Vamos analisar a alternativa correta:

Alternativa C - um instinto opinativo, no qual a realidade observada passa a ser retratada através de operadores argumentativos em função de um fato.

**Justificativa:** Esta alternativa é correta porque o texto discute a capacidade humana de pensar e comunicar, que é apresentada por meio de observações e questionamentos críticos sobre a origem e a natureza dessas habilidades. O autor utiliza argumentação para explorar um fato da realidade, que é a capacidade de raciocinar, expressar opiniões, julgar e construir um mundo de ideias.

Agora, vejamos por que as outras alternativas estão incorretas:

Alternativa A - fatos do cotidiano, explorando a caracterização de seres e suas subjetividades.

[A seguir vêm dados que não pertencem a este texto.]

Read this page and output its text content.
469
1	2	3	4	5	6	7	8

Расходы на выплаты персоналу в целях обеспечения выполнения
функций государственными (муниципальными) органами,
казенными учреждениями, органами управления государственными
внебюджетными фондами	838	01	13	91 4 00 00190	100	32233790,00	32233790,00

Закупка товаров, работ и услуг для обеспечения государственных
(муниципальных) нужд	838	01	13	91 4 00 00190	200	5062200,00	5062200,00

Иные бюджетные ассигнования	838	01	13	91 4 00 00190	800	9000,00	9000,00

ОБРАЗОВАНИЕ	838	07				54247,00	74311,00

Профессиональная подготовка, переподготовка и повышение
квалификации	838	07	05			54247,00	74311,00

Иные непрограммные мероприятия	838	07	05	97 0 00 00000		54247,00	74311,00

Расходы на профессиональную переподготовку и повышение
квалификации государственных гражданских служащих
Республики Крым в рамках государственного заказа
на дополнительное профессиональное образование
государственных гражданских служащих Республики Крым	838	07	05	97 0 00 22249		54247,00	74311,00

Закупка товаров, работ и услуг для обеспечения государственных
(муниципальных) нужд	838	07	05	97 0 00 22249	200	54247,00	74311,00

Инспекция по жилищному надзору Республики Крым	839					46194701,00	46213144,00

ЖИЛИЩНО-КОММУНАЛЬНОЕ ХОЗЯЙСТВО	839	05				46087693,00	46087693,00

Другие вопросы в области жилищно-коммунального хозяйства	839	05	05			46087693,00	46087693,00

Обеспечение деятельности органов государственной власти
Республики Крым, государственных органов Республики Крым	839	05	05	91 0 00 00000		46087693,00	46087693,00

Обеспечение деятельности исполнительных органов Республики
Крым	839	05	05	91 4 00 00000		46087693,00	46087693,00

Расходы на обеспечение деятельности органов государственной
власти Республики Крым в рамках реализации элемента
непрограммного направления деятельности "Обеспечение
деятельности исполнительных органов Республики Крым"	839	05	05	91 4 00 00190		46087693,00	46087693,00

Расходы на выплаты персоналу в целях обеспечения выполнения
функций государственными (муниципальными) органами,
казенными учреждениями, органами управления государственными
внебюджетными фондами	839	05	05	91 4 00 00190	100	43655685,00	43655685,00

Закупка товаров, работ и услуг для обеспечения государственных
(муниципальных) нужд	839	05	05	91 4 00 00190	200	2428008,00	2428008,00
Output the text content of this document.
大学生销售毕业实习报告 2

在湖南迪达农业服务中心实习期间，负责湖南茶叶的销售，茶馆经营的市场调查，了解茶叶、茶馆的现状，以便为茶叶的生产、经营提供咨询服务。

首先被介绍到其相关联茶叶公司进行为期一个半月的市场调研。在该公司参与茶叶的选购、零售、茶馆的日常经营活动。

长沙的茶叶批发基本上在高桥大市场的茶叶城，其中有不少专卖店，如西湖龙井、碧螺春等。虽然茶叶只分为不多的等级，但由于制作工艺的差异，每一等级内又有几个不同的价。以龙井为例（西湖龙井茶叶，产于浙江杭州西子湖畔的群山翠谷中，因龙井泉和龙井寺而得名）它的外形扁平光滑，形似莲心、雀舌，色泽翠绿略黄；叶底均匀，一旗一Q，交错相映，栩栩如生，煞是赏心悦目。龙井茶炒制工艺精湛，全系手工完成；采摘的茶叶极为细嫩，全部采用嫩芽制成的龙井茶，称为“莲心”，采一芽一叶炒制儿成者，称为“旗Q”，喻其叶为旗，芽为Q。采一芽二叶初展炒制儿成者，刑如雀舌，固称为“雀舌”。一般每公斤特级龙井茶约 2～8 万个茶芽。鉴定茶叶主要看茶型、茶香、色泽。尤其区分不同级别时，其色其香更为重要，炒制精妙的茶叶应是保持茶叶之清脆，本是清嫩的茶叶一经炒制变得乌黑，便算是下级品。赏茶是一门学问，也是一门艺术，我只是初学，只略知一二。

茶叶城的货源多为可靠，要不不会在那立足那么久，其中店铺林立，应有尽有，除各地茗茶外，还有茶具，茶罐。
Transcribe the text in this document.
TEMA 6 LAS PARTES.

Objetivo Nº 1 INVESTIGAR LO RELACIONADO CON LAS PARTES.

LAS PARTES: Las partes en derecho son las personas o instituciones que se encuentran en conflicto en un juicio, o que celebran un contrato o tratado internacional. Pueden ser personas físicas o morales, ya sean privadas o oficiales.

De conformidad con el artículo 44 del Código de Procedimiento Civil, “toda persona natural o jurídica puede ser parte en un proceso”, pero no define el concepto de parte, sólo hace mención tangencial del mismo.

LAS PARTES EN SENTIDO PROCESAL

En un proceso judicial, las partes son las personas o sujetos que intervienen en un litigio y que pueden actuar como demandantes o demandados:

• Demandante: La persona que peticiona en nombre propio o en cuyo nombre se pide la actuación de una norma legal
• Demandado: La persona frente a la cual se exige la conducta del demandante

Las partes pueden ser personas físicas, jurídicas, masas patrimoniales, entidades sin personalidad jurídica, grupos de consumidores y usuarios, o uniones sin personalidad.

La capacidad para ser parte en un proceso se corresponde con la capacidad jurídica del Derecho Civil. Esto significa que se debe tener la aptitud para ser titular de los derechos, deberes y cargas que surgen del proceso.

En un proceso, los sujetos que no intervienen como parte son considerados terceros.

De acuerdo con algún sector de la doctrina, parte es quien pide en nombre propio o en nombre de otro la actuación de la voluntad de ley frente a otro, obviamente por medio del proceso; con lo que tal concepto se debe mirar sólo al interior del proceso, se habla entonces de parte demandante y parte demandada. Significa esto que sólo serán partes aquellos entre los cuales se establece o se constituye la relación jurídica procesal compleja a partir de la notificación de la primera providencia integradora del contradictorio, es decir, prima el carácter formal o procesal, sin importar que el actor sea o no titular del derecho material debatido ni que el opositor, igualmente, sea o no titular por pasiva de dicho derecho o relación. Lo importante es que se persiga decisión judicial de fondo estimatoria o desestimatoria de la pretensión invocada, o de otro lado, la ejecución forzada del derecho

**Erro:** Embora o texto mencione situações do cotidiano, o foco não está apenas em caracterizar seres e suas subjetividades, mas em discutir a capacidade de raciocínio humano.

Alternativa B - linguagem poética e metafórica, extravasando episódios de simples beleza da vida urbana.

**Erro:** A linguagem do texto é mais argumentativa do que poética. Embora haja beleza na reflexão proposta, o objetivo não é apenas contemplar a vida urbana.

Alternativa D - os aspectos do conto; por vezes até confundido com ele, comprometido com fatos ficcionais.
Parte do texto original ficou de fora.